= Criminal appeal =

Former criminal procedure in English law

An appeal was a procedure in English law to bring about a prosecution by a private party of an individual accused of a heinous crime.

==Generally==
According to Blackstone, "[The term 'appeal'] is derived from the French, 'appeller' ... which signifies to call upon, summon or challenge one; and not ... the same as the ordinary sense of 'appeal' [from an adverse litigative result]." A private individual (the "appellor") would accuse another (the "appellee") of a crime, without the need for proceedings to be brought by the Crown. It probably descended from the system of weregild where private pecuniary satisfaction was paid to the party injured, or his relations, to expiate an enormous offense. Appeals were among the legal proceedings for which trial by combat was available.

An appeal could be used to accuse a subject of high treason. It could also be used by someone when either they or a close relation had been the victim of a crime, such as murder, rape or arson. Unlike Crown prosecutions, if a person was convicted on appeal, the Crown did not have the option of a pardon.

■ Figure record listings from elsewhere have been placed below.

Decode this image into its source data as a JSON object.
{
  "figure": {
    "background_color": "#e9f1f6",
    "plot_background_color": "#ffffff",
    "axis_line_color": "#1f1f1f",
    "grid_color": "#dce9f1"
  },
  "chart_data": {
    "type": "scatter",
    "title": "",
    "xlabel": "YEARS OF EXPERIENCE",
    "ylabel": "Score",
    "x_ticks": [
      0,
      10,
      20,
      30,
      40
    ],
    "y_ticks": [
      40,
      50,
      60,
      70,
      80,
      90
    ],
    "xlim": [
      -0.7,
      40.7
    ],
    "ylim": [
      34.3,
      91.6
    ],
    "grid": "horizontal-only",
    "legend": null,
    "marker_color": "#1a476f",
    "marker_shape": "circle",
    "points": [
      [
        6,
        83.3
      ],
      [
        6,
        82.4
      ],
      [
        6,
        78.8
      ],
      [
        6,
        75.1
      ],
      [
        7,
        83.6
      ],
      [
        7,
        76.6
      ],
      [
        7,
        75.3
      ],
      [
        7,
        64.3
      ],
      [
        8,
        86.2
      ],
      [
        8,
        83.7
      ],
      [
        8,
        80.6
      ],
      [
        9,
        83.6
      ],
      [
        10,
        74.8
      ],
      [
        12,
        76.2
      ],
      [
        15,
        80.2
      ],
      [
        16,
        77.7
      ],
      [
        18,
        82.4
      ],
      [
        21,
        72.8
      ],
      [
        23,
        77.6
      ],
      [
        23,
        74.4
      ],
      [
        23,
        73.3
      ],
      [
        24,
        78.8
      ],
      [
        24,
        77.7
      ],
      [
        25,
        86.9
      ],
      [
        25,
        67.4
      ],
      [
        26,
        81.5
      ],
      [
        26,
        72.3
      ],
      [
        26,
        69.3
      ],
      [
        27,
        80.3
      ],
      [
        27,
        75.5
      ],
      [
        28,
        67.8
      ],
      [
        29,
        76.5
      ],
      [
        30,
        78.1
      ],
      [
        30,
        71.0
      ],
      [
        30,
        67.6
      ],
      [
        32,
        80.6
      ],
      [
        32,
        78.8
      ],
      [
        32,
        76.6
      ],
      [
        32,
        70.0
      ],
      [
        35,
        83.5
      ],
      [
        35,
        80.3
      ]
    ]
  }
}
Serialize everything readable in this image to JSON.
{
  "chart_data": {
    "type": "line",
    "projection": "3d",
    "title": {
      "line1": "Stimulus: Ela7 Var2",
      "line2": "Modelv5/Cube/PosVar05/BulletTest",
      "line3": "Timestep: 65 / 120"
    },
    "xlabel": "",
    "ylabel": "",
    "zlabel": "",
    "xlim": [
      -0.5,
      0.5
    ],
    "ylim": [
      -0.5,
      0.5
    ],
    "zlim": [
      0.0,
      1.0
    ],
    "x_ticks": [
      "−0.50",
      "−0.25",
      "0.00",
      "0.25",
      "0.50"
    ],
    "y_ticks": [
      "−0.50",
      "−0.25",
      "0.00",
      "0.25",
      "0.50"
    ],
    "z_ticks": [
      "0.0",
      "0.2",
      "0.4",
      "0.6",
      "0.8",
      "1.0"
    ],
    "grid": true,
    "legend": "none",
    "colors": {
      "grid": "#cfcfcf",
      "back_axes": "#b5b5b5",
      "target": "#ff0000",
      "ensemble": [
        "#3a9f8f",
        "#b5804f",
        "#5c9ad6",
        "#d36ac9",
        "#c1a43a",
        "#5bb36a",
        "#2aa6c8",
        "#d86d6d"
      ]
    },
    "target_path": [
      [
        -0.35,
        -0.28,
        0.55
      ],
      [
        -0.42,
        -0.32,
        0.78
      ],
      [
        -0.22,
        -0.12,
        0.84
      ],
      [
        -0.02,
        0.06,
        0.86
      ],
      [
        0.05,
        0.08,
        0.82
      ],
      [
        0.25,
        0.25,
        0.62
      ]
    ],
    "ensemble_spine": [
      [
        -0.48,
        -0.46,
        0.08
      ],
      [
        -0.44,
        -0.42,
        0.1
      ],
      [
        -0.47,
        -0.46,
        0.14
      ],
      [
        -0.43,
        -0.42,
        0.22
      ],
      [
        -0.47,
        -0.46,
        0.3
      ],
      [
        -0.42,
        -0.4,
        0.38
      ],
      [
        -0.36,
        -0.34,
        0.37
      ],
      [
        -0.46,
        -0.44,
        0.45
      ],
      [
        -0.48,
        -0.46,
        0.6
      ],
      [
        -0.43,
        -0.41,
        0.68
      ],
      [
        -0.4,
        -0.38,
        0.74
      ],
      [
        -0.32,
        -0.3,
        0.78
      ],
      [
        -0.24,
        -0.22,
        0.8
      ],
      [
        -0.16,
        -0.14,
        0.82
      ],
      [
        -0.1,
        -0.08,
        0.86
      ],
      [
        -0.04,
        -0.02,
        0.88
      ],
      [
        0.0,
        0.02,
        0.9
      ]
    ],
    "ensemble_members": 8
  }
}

An acquittal following an appeal prevented any further prosecution for the same offence (the doctrine of double jeopardy), just as if the proceedings had been brought by the Crown (by indictment). The appellor would be punished with one year's imprisonment, and pay a fine to the king, besides restitution of damages to the appellee.

Appeals were likely available in American states pursuant to common law incorporation statutes, but may no longer be available. Appeals were abolished in England and Wales following the 1817 case of Ashford v Thornton where an appeal was withdrawn following the defendant requesting a trial by battle.